DI33A-4288:
Crustal Anisotropy beneath selected Pacific Ocean-Islands from Harmonic Decomposition of Receiver Functions

Wednesday, 17 December 2014
Tolulope M Olugboji and Jeffrey J Park, Yale University, New Haven, CT, United States
Abstract:
Crustal anisotropy beneath ocean islands can be attributed to preferentially aligned minerals cracks or dike structures. Stacked with harmonic weighting, receiver functions from permanent ocean-island stations display evidence of strong and distinct anisotropy parameters in the underlying crust and in an underplated layer. We conduct analysis for eleven IRIS-GSN stations in the Pacific Ocean, with 211 to 774 seismic events at each station. We observe the prevalence of two-lobed RF amplitude variations with back-azimuth, consistent with tilted-axis anisotropy.
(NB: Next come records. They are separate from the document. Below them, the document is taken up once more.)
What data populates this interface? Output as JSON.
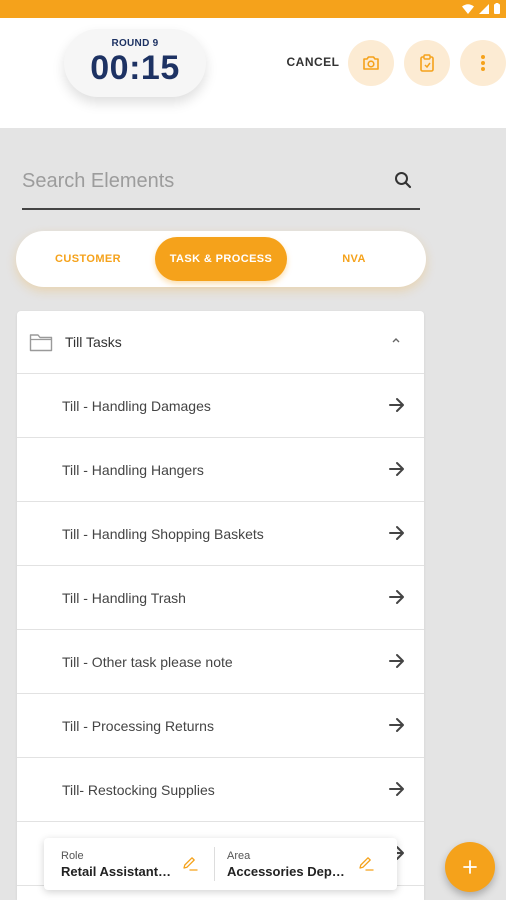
{
  "colors": {
    "accent": "#f5a21b",
    "timer_text": "#1d3263"
  },
  "timer": {
    "round": "ROUND 9",
    "time": "00:15"
  },
  "actions": {
    "cancel": "CANCEL",
    "camera_icon": "camera-icon",
    "clipboard_icon": "clipboard-icon",
    "more_icon": "more-vert-icon"
  },
  "search": {
    "placeholder": "Search Elements",
    "value": ""
  },
  "tabs": [
    {
      "label": "CUSTOMER",
      "active": false
    },
    {
      "label": "TASK & PROCESS",
      "active": true
    },
    {
      "label": "NVA",
      "active": false
    }
  ],
  "group": {
    "title": "Till Tasks",
    "expanded": true
  },
  "items": [
    {
      "label": "Till - Handling Damages"
    },
    {
      "label": "Till - Handling Hangers"
    },
    {
      "label": "Till - Handling Shopping Baskets"
    },
    {
      "label": "Till - Handling Trash"
    },
    {
      "label": "Till - Other task please note"
    },
    {
      "label": "Till - Processing Returns"
    },
    {
      "label": "Till- Restocking Supplies"
    }
  ],
  "info": {
    "role_caption": "Role",
    "role_value": "Retail Assistant…",
    "area_caption": "Area",
    "area_value": "Accessories Depa…"
  },
  "fab": {
    "icon": "plus-icon"
  }
}
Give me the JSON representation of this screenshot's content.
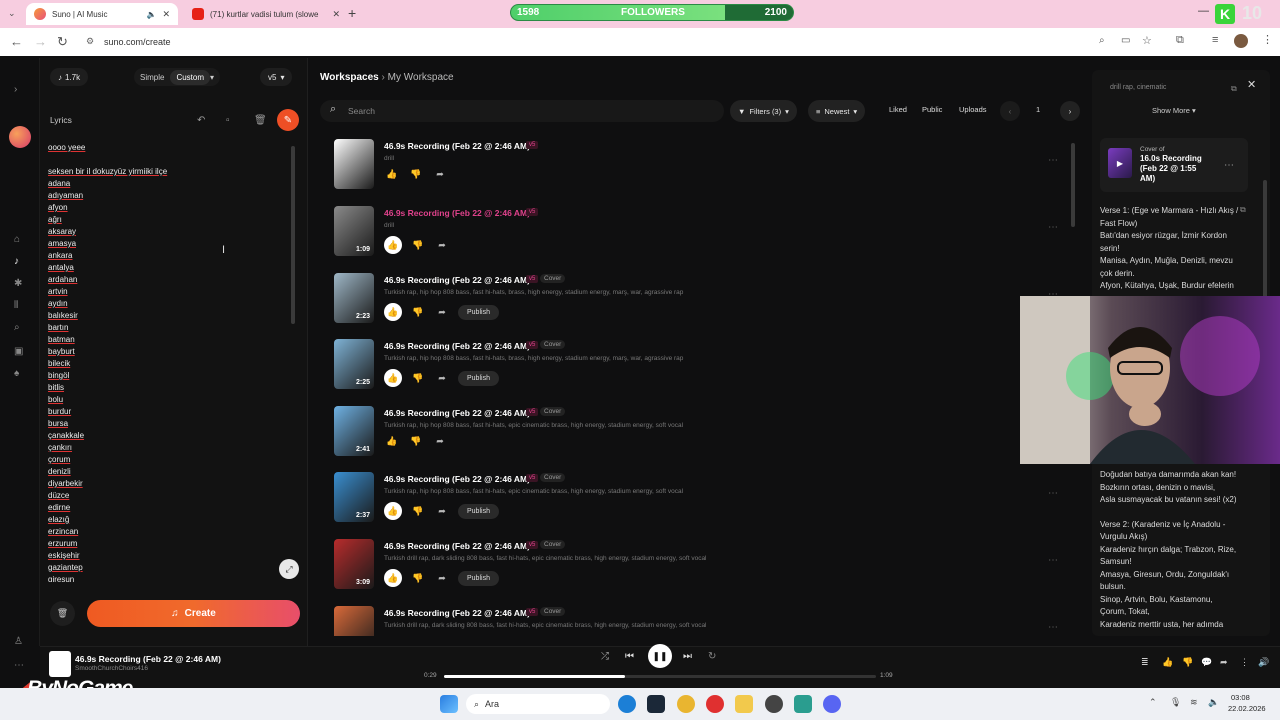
{
  "browser": {
    "tabs": [
      {
        "label": "Suno | AI Music",
        "active": true
      },
      {
        "label": "(71) kurtlar vadisi tulum (slowe",
        "active": false
      }
    ],
    "url": "suno.com/create"
  },
  "followers_widget": {
    "current": "1598",
    "label": "FOLLOWERS",
    "goal": "2100",
    "progress": 0.76,
    "side_badge": "10"
  },
  "create_panel": {
    "credits": "1.7k",
    "mode_simple": "Simple",
    "mode_custom": "Custom",
    "model": "v5",
    "lyrics_label": "Lyrics",
    "lyrics_lines": [
      "oooo yeee",
      "",
      "seksen bir il dokuzyüz yirmiiki ilçe",
      "adana",
      "adıyaman",
      "afyon",
      "ağrı",
      "aksaray",
      "amasya",
      "ankara",
      "antalya",
      "ardahan",
      "artvin",
      "aydın",
      "balıkesir",
      "bartın",
      "batman",
      "bayburt",
      "bilecik",
      "bingöl",
      "bitlis",
      "bolu",
      "burdur",
      "bursa",
      "çanakkale",
      "çankırı",
      "çorum",
      "denizli",
      "diyarbekir",
      "düzce",
      "edirne",
      "elazığ",
      "erzincan",
      "erzurum",
      "eskişehir",
      "gaziantep",
      "giresun"
    ],
    "create_label": "Create"
  },
  "workspace": {
    "breadcrumb_root": "Workspaces",
    "breadcrumb_current": "My Workspace",
    "search_placeholder": "Search",
    "filters_label": "Filters (3)",
    "sort_label": "Newest",
    "chip_liked": "Liked",
    "chip_public": "Public",
    "chip_uploads": "Uploads",
    "page": "1"
  },
  "songs": [
    {
      "title": "46.9s Recording (Feb 22 @ 2:46 AM)",
      "version": "v5",
      "cover": "",
      "style": "drill",
      "duration": "",
      "publish": "",
      "highlight": false,
      "thumb": "#ffffff"
    },
    {
      "title": "46.9s Recording (Feb 22 @ 2:46 AM)",
      "version": "v5",
      "cover": "",
      "style": "drill",
      "duration": "1:09",
      "publish": "",
      "highlight": true,
      "thumb": "#8a8a8a"
    },
    {
      "title": "46.9s Recording (Feb 22 @ 2:46 AM)",
      "version": "v5",
      "cover": "Cover",
      "style": "Turkish rap, hip hop 808 bass, fast hi-hats, brass, high energy, stadium energy, marş, war, agrassive rap",
      "duration": "2:23",
      "publish": "Publish",
      "highlight": false,
      "thumb": "#9fb8c8"
    },
    {
      "title": "46.9s Recording (Feb 22 @ 2:46 AM)",
      "version": "v5",
      "cover": "Cover",
      "style": "Turkish rap, hip hop 808 bass, fast hi-hats, brass, high energy, stadium energy, marş, war, agrassive rap",
      "duration": "2:25",
      "publish": "Publish",
      "highlight": false,
      "thumb": "#7fb3d6"
    },
    {
      "title": "46.9s Recording (Feb 22 @ 2:46 AM)",
      "version": "v5",
      "cover": "Cover",
      "style": "Turkish rap, hip hop 808 bass, fast hi-hats, epic cinematic brass, high energy, stadium energy, soft vocal",
      "duration": "2:41",
      "publish": "",
      "highlight": false,
      "thumb": "#6fb2e4"
    },
    {
      "title": "46.9s Recording (Feb 22 @ 2:46 AM)",
      "version": "v5",
      "cover": "Cover",
      "style": "Turkish rap, hip hop 808 bass, fast hi-hats, epic cinematic brass, high energy, stadium energy, soft vocal",
      "duration": "2:37",
      "publish": "Publish",
      "highlight": false,
      "thumb": "#3a8fd1"
    },
    {
      "title": "46.9s Recording (Feb 22 @ 2:46 AM)",
      "version": "v5",
      "cover": "Cover",
      "style": "Turkish drill rap, dark sliding 808 bass, fast hi-hats, epic cinematic brass, high energy, stadium energy, soft vocal",
      "duration": "3:09",
      "publish": "Publish",
      "highlight": false,
      "thumb": "#b82c2c"
    },
    {
      "title": "46.9s Recording (Feb 22 @ 2:46 AM)",
      "version": "v5",
      "cover": "Cover",
      "style": "Turkish drill rap, dark sliding 808 bass, fast hi-hats, epic cinematic brass, high energy, stadium energy, soft vocal",
      "duration": "",
      "publish": "",
      "highlight": false,
      "thumb": "#d96a3a"
    }
  ],
  "right_panel": {
    "tag_text": "drill rap, cinematic",
    "show_more": "Show More",
    "cover_of": "Cover of",
    "cover_title": "16.0s Recording (Feb 22 @ 1:55 AM)",
    "lyrics_top": [
      "Verse 1: (Ege ve Marmara - Hızlı Akış / Fast Flow)",
      "Batı'dan esiyor rüzgar, İzmir Kordon serin!",
      "Manisa, Aydın, Muğla, Denizli, mevzu çok derin.",
      "Afyon, Kütahya, Uşak, Burdur efelerin"
    ],
    "lyrics_bottom": [
      "Doğudan batıya damarımda akan kan!",
      "Bozkırın ortası, denizin o mavisi,",
      "Asla susmayacak bu vatanın sesi! (x2)",
      "",
      "Verse 2: (Karadeniz ve İç Anadolu - Vurgulu Akış)",
      "Karadeniz hırçın dalga; Trabzon, Rize, Samsun!",
      "Amasya, Giresun, Ordu, Zonguldak'ı bulsun.",
      "Sinop, Artvin, Bolu, Kastamonu, Çorum, Tokat,",
      "Karadeniz merttir usta, her adımda"
    ]
  },
  "player": {
    "title": "46.9s Recording (Feb 22 @ 2:46 AM)",
    "artist": "SmoothChurchChoirs416",
    "elapsed": "0:29",
    "total": "1:09",
    "progress": 0.42
  },
  "watermark": "ByNoGame",
  "taskbar": {
    "search_label": "Ara",
    "time": "03:08",
    "date": "22.02.2026"
  },
  "colors": {
    "accent": "#ef5a22",
    "pink": "#e0428c",
    "bg": "#0f0f10"
  }
}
With the assumption of a slow-axis hexagonal symmetry, we observe anisotropies in the underlying crust and under-plated crust that are oppositely oriented. Synthetic modeling of representative stations indicate that the strength of anisotropy ~5-10%. The strike of the inferred symmetry axis tends to align with plate motion, with some scatter. At stations in the northwest Pacific i.e. KWAJ, TARA, and WAKE, the symmetry axis aligns with past plate motion. The anisotropy closest to the present-day Hawaiian hotspot, beneath station POHA, aligns almost orthogonal to plate spreading. We attribute the crustal anisotropy to the preferred alignment of dike structures that transported asthenospheric magma toward the seafloor volcanic edifice. Our results argue that the thermal-plume origin for ocean islands must be supplemented by tectonic-stress heterogeneities that allow magma to penetrate the lithosphere via fractures. Magma-transport fractures should align normal to the least-compressive direction, which models predict should align approximately coeval to plate motion.